Nested Changes

Given an XML or JSON representation, we can go one step further and use the fact that the representation is hierarchical to support hierarchical or 'nested' change. A nested change is a change in one branch that modifies something that has been removed in another branch.

We will look at an XML example, showing nested changes.

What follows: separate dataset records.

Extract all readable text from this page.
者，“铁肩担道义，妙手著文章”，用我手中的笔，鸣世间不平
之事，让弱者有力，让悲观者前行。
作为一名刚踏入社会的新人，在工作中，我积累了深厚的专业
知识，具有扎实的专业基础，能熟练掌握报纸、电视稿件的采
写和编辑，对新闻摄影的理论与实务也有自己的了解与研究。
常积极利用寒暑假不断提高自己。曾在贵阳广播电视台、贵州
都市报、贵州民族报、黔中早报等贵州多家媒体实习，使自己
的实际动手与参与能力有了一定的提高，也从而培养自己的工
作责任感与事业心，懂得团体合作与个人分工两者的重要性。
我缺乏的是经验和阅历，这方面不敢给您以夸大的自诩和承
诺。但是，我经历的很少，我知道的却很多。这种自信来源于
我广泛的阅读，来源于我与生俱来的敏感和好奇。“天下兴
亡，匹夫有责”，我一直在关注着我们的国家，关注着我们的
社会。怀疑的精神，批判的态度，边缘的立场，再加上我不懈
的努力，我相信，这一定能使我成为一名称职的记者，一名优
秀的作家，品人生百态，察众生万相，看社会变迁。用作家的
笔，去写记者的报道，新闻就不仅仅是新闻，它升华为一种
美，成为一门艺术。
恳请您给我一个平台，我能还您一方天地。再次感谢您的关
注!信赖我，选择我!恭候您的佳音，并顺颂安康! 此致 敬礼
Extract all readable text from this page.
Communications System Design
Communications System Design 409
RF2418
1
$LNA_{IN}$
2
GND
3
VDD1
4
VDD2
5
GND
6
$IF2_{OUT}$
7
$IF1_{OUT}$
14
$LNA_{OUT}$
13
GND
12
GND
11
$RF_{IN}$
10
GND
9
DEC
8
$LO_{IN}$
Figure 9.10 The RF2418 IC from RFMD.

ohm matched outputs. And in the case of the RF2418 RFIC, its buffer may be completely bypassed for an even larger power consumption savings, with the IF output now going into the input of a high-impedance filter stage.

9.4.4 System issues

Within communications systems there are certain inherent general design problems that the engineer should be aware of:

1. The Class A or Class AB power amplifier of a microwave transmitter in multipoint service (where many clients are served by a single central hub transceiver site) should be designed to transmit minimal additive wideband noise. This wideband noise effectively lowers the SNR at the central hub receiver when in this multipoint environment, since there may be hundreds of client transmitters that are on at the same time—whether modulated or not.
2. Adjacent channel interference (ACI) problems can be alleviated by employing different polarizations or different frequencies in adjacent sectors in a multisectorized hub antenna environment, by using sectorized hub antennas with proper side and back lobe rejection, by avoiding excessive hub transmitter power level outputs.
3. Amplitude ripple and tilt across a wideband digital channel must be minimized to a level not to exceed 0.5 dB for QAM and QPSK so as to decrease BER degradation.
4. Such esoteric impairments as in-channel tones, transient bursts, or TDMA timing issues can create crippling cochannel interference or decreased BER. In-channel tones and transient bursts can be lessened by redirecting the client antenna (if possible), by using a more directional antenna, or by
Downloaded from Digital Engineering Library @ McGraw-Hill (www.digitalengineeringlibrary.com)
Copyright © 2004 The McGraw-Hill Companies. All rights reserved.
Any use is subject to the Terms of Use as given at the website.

Table 8. XML nested data example

A.xmlO.xmlB.xml
<author>
  <personname>
    <firstname>Nigel
        </firstname>
    <surname>Whitaker
        </surname>
  </personname>
  <address>
    <phone>+44 1684 532141
        </phone>
    <street>Geraldine Road
        </street>
    <city>Malvern</city>
    <country>UK</country>
    <postcode>WR14 3SZ
        </postcode>
  </address>
</author>
<author>
  <personname>
    <firstname>Nigel
        </firstname>
    <surname>Whitaker
        </surname>
  </personname>
  <address>
    
    <street>Geraldine Road
        </street>
    <city>Malvern</city>
    <country>UK</country>
    <postcode>WR14 3SZ
        </postcode>
  </address>
</author>
<author>
  <personname>
    <firstname>Nigel
    </firstname>
    <surname>Whitaker
    </surname>
  </personname>







</author>

In the above example, one branch, B.xml, has deleted the address sub-tree, which the other branch has modified with an added phone number.

Let us now consider how this could be represented using the proposed XML format presented in the previous section:

<d:diff3>
<author>
  <personname>
    <firstname>Nigel</firstname>
    <surname>Whitaker</surname>
  </personname>
  <d:change>
    <d:content origin="A.xml">
      <address>
        <phone>+44 1684 532141</phone>
        <street>Geraldine Road</street>
        <city>Malvern</city>
        <country>UK</country>
        <postcode>WR14 3SZ</postcode>
      </address>
    </d:content>
    <d:content origin="O.xml">
      <address>        
        <street>Geraldine Road</street>
        <city>Malvern</city>
        <country>UK</country>
        <postcode>WR14 3SZ</postcode>
      </address>
    </d:content>
    <d:content origin="B.xml"/>
  </d:change>
</author>
</d:diff3>

Here we can see the deletion of the address in B.xml, and if we carefully look at A.xml and O.xml, we can work out that a phone child element has been added. But is there a better representation we can use? Given we are now using a representation that follows the tree structure, we can also make use of this structure in the result. Here is an alternative result, where we allow change to nest:

<d:diff3>
<author>
  <personname>
    <firstname>Nigel</firstname>
    <surname>Whitaker</surname>
  </personname>
  <d:change>
    <d:content origin="A.xml, O.xml">
      <address>
        <d:change>
          <d:content origin="A.xml">
            <phone>+44 1684 532141</phone>
          </d:content>
          <d:content origin="O.xml"/>
        </d:change>
        <street>Geraldine Road</street>
        <city>Malvern</city>
        <country>UK</country>
        <postcode>WR14 3SZ</postcode>
      </address>
    </d:content>
    <d:content origin="B.xml"/>
  </d:change>
</author>
</d:diff3>

Here we can see that by allowing nested change and making some small adjustments to the format to allow multiple versions to be specified in origin attributes, we can avoid the repetition and make it easier for a human to understand. However, we have moved further from the simple diff3 representation in this step. Rather than choose one of two or three possibilities at each step, we now need to understand reuse of content, and a more complex format is used for the origin attributes.

As well as being more compact and allowing reuse, there is a further benefit: in some cases, nested changes can be ignored. Suppose we decided to accept the change made in B.xml, the deletion of the address. In this case, we would take the B.xml content, i.e., nothing, and immediately delete the other d:content alternatives at that level of the tree. We do not need to consider the nested change related to the phone element when we choose the outer B.xml alternative.

It is also possible to prove that for a three-way merge process, as used by diff3, at most two levels of nested change/content structure is required. This can be generalized so that for n-way merge algorithms (akin to the idea of 'octopus merge' used in git), a maximum of n-1 levels of nested change are required.

We have not explored how the original diff3 representation could be enhanced to handle nested change. It could be done, but it is more natural in the context of an XML representation of change.